İnsanları çıkarlarını azamiye çıkarmak için uğraşan atom parçaları olarak gören egemen toplumbilim anlayışına karşı, Marcel Mauss’tan mülhem bir bakış açısıyla, içinde rekabeti, çatışmayı da içeren ‘armağan’ ilişkisi ışığında toplumsal ilişki ve bağın kuruluşunu ve bunların tekrar üretilmesini anlamaya, tasarlamaya çağırıyorlar.

“Bütünsel Sosyal Olgu”

Marcel Mauss (1872-1950), “Armağan/Bağış Üzerine Deneme” adlı ünlü makalesiyle ‘bütünsel sosyal olgu’ kavramını ortaya atan ve kabul ettiren kişidir. Claude Lévi-Strauss, Marcel Mauss’un ‘bütünsel sosyal olgu’ kavramının, “şimdiye kadar tekmiş gibi görünenin” ikili cephesini aynı zamanda ortaya koymak ve bir taraftan toplumsal olanla bireysel olanı, diğer taraftan fizyolojik/fiziksel olanla psişik olanı birbirine bağlama kaygısını ifade ettiğini belirtir. Bütünsel sosyal olgu üç boyutludur. Sosyolojiktir, tarihseldir ve fizyo-psikolojiktir. Bütünsel olgu, sosyal olana ait hukuki, iktisadi, estetik, dini vb. değişik koşulları; doğum, çocukluk, eğitim, gençlik, yetişkinlik, evlilik gibi bireysel tarihin değişik anlarını; refleksler, heyecanlanmalar gibi fizyolojik olgulardan, bilinçdışı veya bilinçaltı kategorilere, bireysel ve toplu dışavurumlara kadar değişik ifade biçimlerini içerir. Antropoloji ve sosyolojide bu yaklaşımın miladı olarak kabul edilen Marcel Mauss’un ünlü yazısının ‘devrimci niteliğini’ Lévi-Strauss teyit eder. Mauss bu yazısında, Malinowski’nin çalışmalarından hareket ederek, kadim toplumlarda armağan ilişkisinin, bir bütünsel sosyal olgu olarak önemini ortaya koymuştur. İnsanların mümkün olan en yüksek miktarda ve en değerli mallarını ortaya saçarak, imha ederek, başkalarına vererek topluluk nezdinde güç ve itibar kazanma ritüellerini inceler.

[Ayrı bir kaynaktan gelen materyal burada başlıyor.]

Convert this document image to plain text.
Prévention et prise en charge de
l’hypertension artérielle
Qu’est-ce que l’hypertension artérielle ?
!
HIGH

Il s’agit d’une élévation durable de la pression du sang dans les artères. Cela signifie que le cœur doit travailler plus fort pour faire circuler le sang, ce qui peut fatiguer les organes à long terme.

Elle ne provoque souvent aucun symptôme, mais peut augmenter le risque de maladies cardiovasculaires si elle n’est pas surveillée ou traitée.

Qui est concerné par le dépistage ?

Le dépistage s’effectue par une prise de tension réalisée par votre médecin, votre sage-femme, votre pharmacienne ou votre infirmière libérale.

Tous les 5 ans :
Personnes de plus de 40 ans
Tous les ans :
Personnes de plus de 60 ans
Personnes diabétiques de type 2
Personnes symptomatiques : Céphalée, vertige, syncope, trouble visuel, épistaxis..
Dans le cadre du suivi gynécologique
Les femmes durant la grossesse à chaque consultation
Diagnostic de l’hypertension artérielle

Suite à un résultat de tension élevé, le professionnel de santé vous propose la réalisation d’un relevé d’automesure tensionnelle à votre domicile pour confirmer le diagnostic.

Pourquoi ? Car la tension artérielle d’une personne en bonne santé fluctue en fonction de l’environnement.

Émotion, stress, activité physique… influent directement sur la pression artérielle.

Verme, Alma ve Karşılığında Verme

Bu temel ilişki, birbirinden ayrılması mümkün olmayan üç yükümlülükten oluşur: verme, alma ve karşılığında verme yükümlülükleri. Bu üçlü, toplumsal ilişikiyi kuran ve yeniden üreten ana ilkedir. Kadim toplumlarda toplumsal ritüelleri bariz biçimde belirler.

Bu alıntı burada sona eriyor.